Well, Dr. Sousa spoke at the Learning Disabilities Association of Michigan's Annual Conference at the end of October and I was not disappointed in any fashion. Dr. Sousa was a fantastic and educational speaker as well as a friendly and gracious person. I consider myself fortunate to have heard his keynote and was inspired when he defined the necessity of having good educators. He said that educators "changed brains" and that only educators are expected to change brains daily as part of their job. Even neurosurgeons are required to take a certain amount of hours between brain surgeries so their bodies can return to a healthy pattern of regulation.
What a powerful statement! Learning is a process of developing, or changing, the brain and (hopefully) training it to work more efficiently as we work to gain larger knowledge bases. As educators, this presents us with what can be an overwhelming responsibility, but this responsibility is also exciting. We are changing brains daily and classroom teachers are working with the same brains daily which is an honor not many professions can claim.

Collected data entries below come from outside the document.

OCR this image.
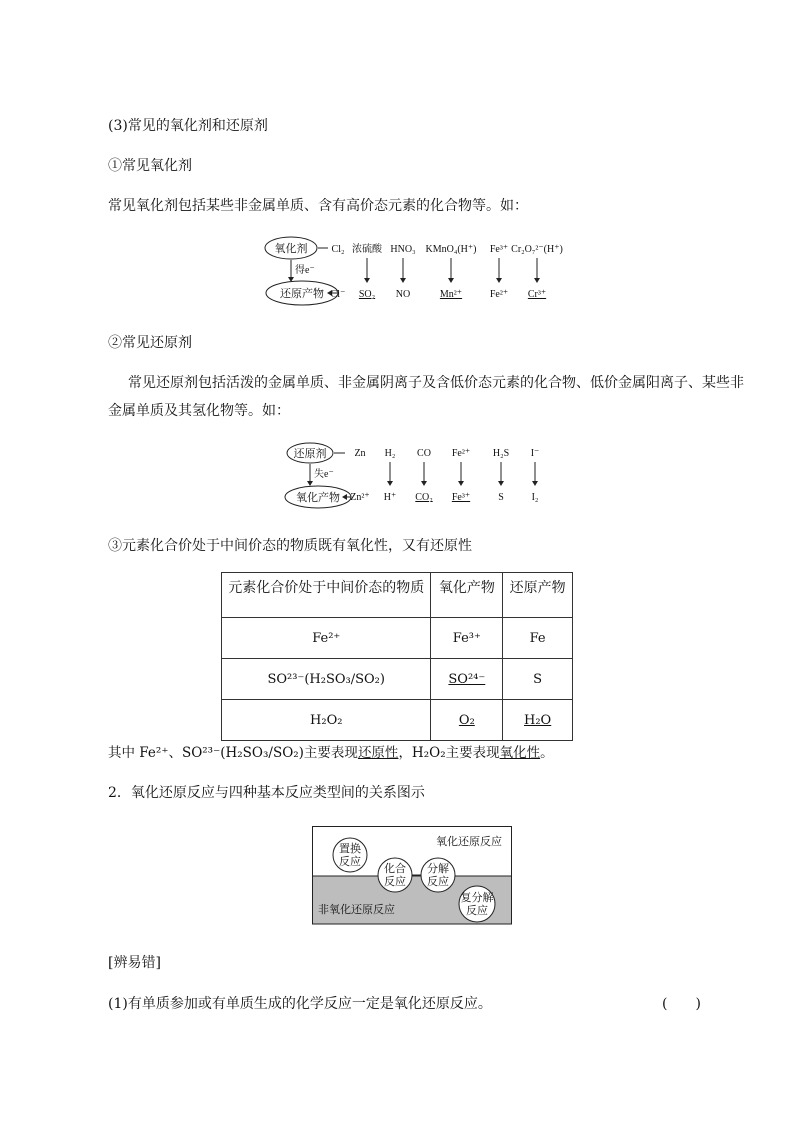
(3)常见的氧化剂和还原剂
①常见氧化剂
常见氧化剂包括某些非金属单质、含有高价态元素的化合物等。如：
氧化剂
还原产物
得e⁻
Cl₂
Cl⁻
浓硫酸
SO₂
HNO₃
NO
KMnO₄(H⁺)
Mn²⁺
Fe³⁺
Fe²⁺
Cr₂O₇²⁻(H⁺)
Cr³⁺
②常见还原剂
常见还原剂包括活泼的金属单质、非金属阴离子及含低价态元素的化合物、低价金属阳离子、某些非
金属单质及其氢化物等。如：
还原剂
氧化产物
失e⁻
Zn
Zn²⁺
H₂
H⁺
CO
CO₂
Fe²⁺
Fe³⁺
H₂S
S
I⁻
I₂
③元素化合价处于中间价态的物质既有氧化性，又有还原性
元素化合价处于中间价态的物质	氧化产物	还原产物
Fe²⁺	Fe³⁺	Fe
SO²³⁻(H₂SO₃/SO₂)	SO²⁴⁻	S
H₂O₂	O₂	H₂O
其中 Fe²⁺、SO²³⁻(H₂SO₃/SO₂)主要表现还原性，H₂O₂主要表现氧化性。
2．氧化还原反应与四种基本反应类型间的关系图示
氧化还原反应
非氧化还原反应
置换
反应
化合
反应
分解
反应
复分解
反应
[辨易错]
(1)有单质参加或有单质生成的化学反应一定是氧化还原反应。	(　　)
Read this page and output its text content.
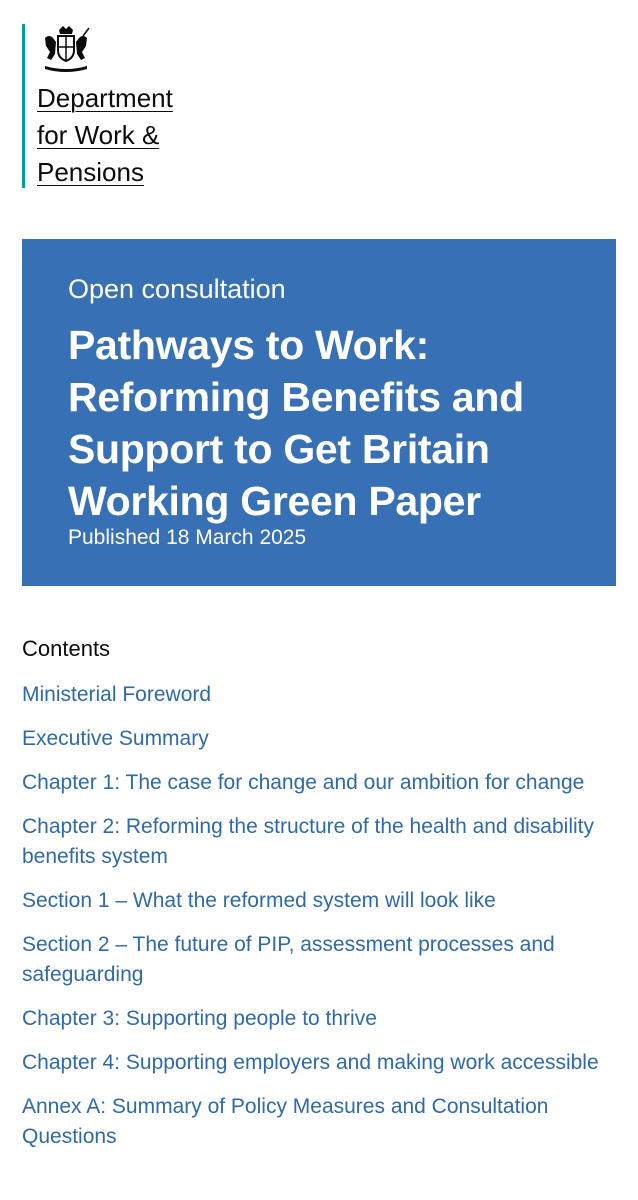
Department
for Work &
Pensions
Open consultation
Pathways to Work: Reforming Benefits and Support to Get Britain Working Green Paper
Published 18 March 2025
Contents
Ministerial Foreword
Executive Summary
Chapter 1: The case for change and our ambition for change
Chapter 2: Reforming the structure of the health and disability benefits system
Section 1 – What the reformed system will look like
Section 2 – The future of PIP, assessment processes and safeguarding
Chapter 3: Supporting people to thrive
Chapter 4: Supporting employers and making work accessible
Annex A: Summary of Policy Measures and Consultation Questions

If educators have the responsibility for changing brains, then we certainly have a responsibility to understand the brain to the best of our ability. I have to admit, I am a huge fan of Dr. Sousa's so I am slightly biased, but I am a student of his work because his work makes sense.
As a teacher, and as a parent with children in Montessori classrooms, my other favorite part from his keynote address that day was: What types of teaching methods are we using? How old is our knowledge of the brain and how it works? We are now living in 2007 with PET scans and MRI's. Children are coming to school with 2007 Brains. What brains are we teaching to?